The bottleneck shift is a career signal. If the constraint in software development is moving from writing code to verifying code, the skills that gain value are the ones on the verification side: code review, debugging, security analysis, architectural assessment, and the judgment to know when AI-generated output is subtly wrong. The skills that lose value are the ones AI handles well: boilerplate generation, syntax-level implementation, mechanical translation of specifications into code. This is the same dividing line — knowing why the system behaves a certain way versus knowing how to make it behave — that “Sixteen Funerals” traced across 150 years of historical precedent, operating in the present tense.

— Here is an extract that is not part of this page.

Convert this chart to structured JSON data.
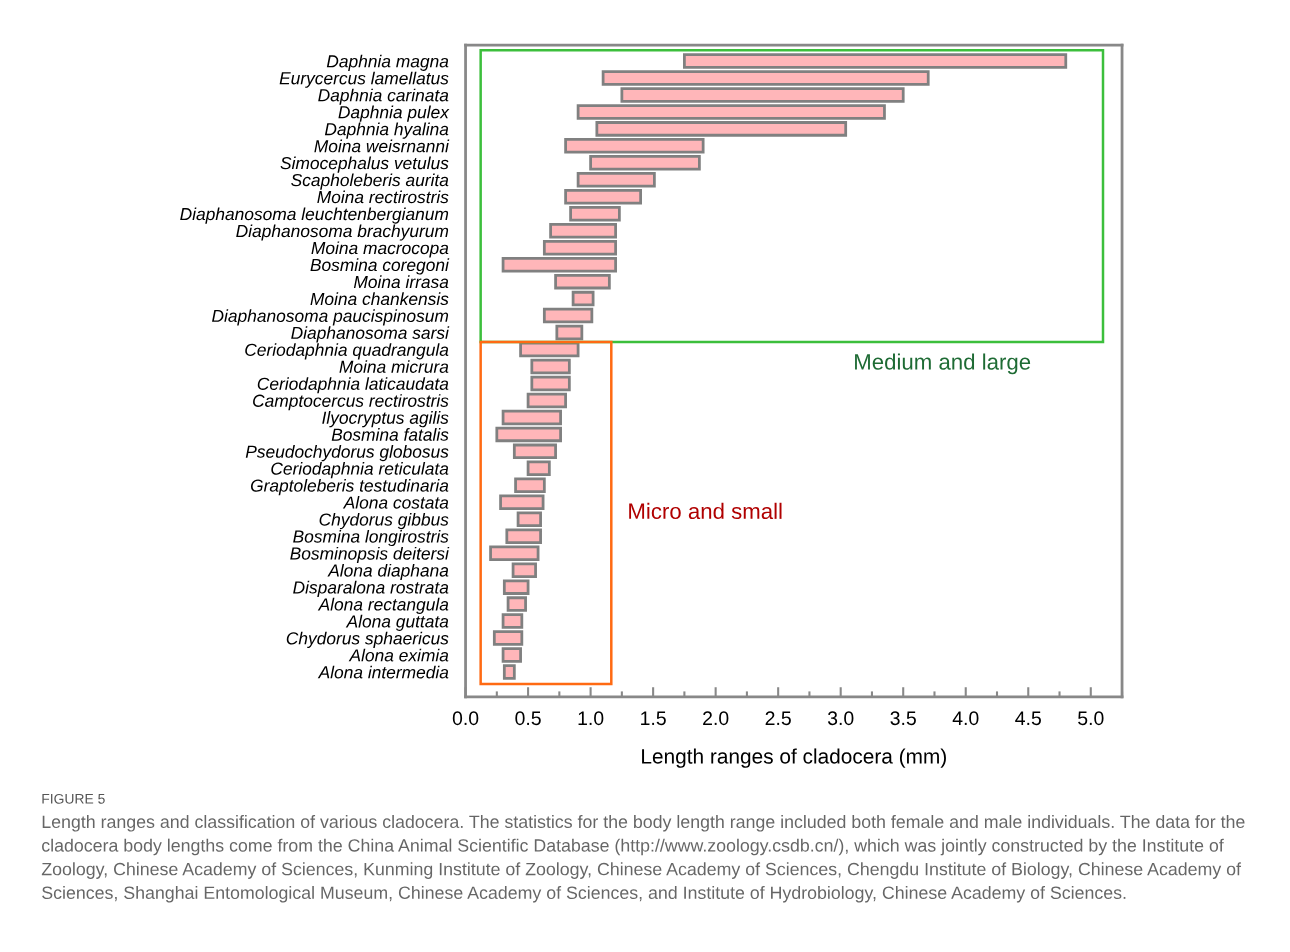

The quality debt is accumulating. If AI-generated code consistently carries more defects per pull request, if refactoring has dropped below 10% of changed lines, if code duplication has quadrupled — and if nearly half the code your team produces is AI-generated — then a maintenance reckoning is coming. It may surface as escalating bug rates, security incidents, or architectural brittleness. Developers who can diagnose and remediate that debt will be in demand. The debt itself is an argument for experienced developers, not against them.

The vendor marketing is running ahead of the evidence. When a CEO announces “30% productivity gains” to justify a hiring freeze, ask what the measurement methodology was. When a tool vendor cites a 55% speed improvement, ask on what task, for how long, and at what organizational scale. The evidence does not support the productivity claims being used to make hiring decisions across the industry. It may support them eventually. It does not support them now. The gap between what is claimed and what is measured is wide enough to build bad strategy on — and many companies are doing exactly that.

The mirage is not that AI tools are useless. They demonstrably are not. The mirage is that their effect on individual tasks — real, visible, felt — translates proportionally to organizational outcomes. The best evidence says it does not. That gap between task-level perception and system-level reality is where careers get miscalculated, hiring decisions get distorted, and technical debt accumulates unseen.

The stopwatch does not care what you believe.